The range of the red squirrel extends across boreal Canada and south into the mixed forests of the northeast and the Appalachian mountains. This little rodent is active in all four seasons and is as much at home in our region as it is in the snowy north. In warm weather its diet includes a broad range of seeds, buds, flowers, nuts, fruits, and even occasional insects and bird eggs, but it relies on the cones of conifers for its winter food supply. During late summer and fall it is busy in the tops of evergreens clipping cones and dropping them to the ground. The cones are then carried underground and stored in cavities around roots and rocks. This “larder hoarding” behavior is particularly advantageous when deep snow covers the ground. The red squirrel doesn’t need to search for individually buried food items as does its cousin the gray squirrel, but instead visits one of its food pantries whenever it is hungry. But putting all your cones in one—or a few—larders has its own risks. If another squirrel locates your food supply, all of your hard work may be carried off before you can eat it. So red squirrels guard their core territories fiercely against other squirrels and anyone else who gets too close.
At Hammond Hill red squirrels find lots of suitable habitat. The native white pines and hemlocks produce cones filled with seeds, and red squirrels are always willing to add some acorns and nuts to their diets. But spruces provide the richest food source. During the twentieth century Norway Spruce plantations were established in many parts of central New York, and Hammond Hill is still home to extensive stands. Large mounds of discarded cone scales and cores have accumulated at the bases of the largest of these trees. Some of these middens are four feet high and six feet across, and their size attests to the many generations of red squirrels that have thrived in these spruce stands. The entrances to the squirrels’ underground holdings are round openings a few inches across, and they may be in a midden, as shown in the photo, or in the ground.
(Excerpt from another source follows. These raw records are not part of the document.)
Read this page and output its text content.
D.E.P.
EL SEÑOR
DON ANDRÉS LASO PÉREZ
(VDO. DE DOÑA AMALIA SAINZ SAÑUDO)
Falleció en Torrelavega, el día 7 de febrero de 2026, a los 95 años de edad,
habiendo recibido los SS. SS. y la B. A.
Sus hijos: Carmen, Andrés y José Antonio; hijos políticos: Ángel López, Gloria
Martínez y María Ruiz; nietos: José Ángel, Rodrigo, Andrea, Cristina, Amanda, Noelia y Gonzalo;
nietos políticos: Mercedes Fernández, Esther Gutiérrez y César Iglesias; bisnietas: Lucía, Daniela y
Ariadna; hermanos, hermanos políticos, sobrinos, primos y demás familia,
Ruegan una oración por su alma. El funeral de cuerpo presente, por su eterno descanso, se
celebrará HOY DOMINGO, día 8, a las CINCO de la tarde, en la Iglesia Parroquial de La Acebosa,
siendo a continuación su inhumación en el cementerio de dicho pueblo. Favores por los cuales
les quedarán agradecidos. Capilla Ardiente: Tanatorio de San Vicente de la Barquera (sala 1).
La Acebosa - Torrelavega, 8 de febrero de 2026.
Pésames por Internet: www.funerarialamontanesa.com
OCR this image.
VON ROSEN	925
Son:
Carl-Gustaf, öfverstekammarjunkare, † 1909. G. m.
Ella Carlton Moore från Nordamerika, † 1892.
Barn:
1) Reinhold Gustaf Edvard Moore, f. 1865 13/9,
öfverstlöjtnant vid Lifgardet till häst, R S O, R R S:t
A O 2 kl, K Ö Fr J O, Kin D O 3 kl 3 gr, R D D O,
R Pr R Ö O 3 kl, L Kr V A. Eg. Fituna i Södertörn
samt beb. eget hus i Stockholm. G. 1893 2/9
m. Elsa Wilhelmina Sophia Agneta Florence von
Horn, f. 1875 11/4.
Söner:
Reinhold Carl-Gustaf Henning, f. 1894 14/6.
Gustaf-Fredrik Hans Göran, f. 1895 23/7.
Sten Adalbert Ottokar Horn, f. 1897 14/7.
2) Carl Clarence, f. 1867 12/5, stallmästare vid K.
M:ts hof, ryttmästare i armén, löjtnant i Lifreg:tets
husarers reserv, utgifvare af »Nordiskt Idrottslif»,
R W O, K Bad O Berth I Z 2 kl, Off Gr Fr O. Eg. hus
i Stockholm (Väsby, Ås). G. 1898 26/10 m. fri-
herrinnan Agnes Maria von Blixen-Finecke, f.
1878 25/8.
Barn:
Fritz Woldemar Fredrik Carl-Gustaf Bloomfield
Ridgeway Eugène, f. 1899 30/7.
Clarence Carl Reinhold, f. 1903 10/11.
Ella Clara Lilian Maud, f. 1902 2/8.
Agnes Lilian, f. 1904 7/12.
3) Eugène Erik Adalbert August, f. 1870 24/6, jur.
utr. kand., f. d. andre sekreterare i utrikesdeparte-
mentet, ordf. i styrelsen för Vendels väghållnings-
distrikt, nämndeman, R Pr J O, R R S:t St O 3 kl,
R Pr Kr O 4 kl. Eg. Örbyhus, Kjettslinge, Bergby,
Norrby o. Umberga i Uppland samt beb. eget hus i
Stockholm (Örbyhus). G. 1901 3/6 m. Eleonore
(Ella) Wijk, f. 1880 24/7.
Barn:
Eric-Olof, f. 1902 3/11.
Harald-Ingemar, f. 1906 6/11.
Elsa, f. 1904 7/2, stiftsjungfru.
In spite of their strident vocalizations, you may notice that when you are in the woods you don’t often see red squirrels (or grays either, for that matter). Town dwelling squirrels, both red and gray, are much more visible. They are accustomed to our daily activities, and as long as we stay inside our houses and cars, sit on park benches, or walk on sidewalks, they are willing to feed, rest, and interact with each other in plain view. But in the woods squirrels are more wary, and with good reason. Coyotes, gray and red foxes, fishers, weasels, minks, bobcats, hawks, and snakes are all known to hunt red and gray squirrels, and to a forest dwelling squirrel we, too, are seen as potentially dangerous. But if you’re quiet and patient you can watch woodland squirrels. I like to approach silently and find a comfortable sit spot at the edge of a Hammond Hill spruce stand. At first I may be assaulted by harsh alarm calls, but after about fifteen minutes things generally quiet down and the birds and animals return to their normal activities. If I’m patient, I might notice a red squirrel perched in a tree or catch sight of one moving about on the ground. It really gets interesting when the squirrel climbs to a comfortable branch with a spruce cone in its mouth. It holds the cone upside down in its front feet (which are almost as dexterous as the feet of a raccoon), bites the scales off, and consumes the paired seeds which lie beneath each scale. This doesn’t take long: the cone is rapidly processed from the base to the tip and the scales fly in all directions. Within ten minutes there’s nothing left but the denuded cone core.
Whether you watch them out your kitchen window or from a woodland sit spot, red squirrels are fascinating creatures, and our region is richer for their presence.